5. Membuktikan Keyakinan
Mahatma Gandhi mengakui bahwa tebalnya tembok penjara penjajah masih belum setebal tembok pembatas yang kita bangun sendiri di dalam (self-limiting belief). Meskipun sebenarnya kita punya ketahanan dan bakat untuk sukses di bidang kita tetapi kalau kita sudah tidak yakin, kemungkinan besar kemampuan kita mubazir. Apa yang kita yakini adalah apa yang sering terjadi dan apa yang sudah biasa terjadi adalah apa yang sudah sering kita yakini.

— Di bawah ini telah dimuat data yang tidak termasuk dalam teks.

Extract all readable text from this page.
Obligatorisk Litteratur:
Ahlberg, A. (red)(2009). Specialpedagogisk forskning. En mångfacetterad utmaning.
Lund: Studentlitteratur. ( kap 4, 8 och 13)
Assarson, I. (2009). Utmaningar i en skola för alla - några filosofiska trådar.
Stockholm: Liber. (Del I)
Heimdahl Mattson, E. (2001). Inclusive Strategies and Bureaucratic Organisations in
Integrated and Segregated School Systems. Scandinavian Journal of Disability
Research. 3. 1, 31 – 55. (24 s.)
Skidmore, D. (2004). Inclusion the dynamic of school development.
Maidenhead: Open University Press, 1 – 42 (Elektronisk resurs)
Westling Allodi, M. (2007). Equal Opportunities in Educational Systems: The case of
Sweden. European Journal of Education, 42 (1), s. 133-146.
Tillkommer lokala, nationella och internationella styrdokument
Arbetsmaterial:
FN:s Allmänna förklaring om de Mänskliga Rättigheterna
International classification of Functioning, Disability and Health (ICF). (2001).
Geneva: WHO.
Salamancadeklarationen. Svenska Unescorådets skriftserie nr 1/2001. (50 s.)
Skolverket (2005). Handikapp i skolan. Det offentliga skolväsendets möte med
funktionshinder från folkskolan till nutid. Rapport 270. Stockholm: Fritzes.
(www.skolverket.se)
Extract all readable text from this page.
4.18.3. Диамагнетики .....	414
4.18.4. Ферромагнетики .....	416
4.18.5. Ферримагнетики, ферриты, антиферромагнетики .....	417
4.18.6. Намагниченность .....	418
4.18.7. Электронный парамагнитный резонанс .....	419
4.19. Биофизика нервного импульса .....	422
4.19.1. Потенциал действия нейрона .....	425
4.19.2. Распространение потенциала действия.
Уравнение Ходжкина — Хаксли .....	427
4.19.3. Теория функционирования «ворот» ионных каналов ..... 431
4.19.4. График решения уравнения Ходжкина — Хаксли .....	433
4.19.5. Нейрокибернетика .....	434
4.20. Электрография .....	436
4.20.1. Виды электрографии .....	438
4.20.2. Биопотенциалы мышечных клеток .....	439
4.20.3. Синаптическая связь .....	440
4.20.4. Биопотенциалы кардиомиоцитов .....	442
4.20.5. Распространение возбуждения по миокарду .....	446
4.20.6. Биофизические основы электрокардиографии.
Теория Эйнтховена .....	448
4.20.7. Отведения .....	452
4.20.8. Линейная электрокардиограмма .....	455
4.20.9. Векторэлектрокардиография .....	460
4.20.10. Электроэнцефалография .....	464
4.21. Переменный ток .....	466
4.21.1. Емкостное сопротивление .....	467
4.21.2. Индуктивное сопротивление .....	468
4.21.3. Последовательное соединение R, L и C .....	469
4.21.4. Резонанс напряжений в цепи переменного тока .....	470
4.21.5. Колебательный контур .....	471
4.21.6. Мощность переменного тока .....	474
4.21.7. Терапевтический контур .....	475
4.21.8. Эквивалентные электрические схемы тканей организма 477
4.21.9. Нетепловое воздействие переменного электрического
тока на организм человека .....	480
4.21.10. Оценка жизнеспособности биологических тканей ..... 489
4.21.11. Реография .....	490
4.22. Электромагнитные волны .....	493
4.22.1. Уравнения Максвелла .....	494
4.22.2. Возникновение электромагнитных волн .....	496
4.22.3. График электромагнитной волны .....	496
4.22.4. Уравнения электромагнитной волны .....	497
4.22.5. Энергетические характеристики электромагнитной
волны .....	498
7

Merobohkan tembok mental semacam itu seringkali tidak cukup dengan mulut atau dengan mengganti keyakinan tetapi juga perlu pembuktian (challenging belief) melalui aksi pribadi. Benarnya materi keyakinan kita sudah dibenarkan oleh orang lain ribuan tahun lalu tetapi itu akan menjadi tidak benar buat kita kalau kita tidak benar-benar melakukan pembuktian sendiri. Jika kita yakin tak ada kesuksesan tanpa kegagalan, ini namanya kebenaran umum yang sudah jelas benar tetapi benar dan tidaknya buat kita tergantung pembuktian kita. Selamat membuktikan!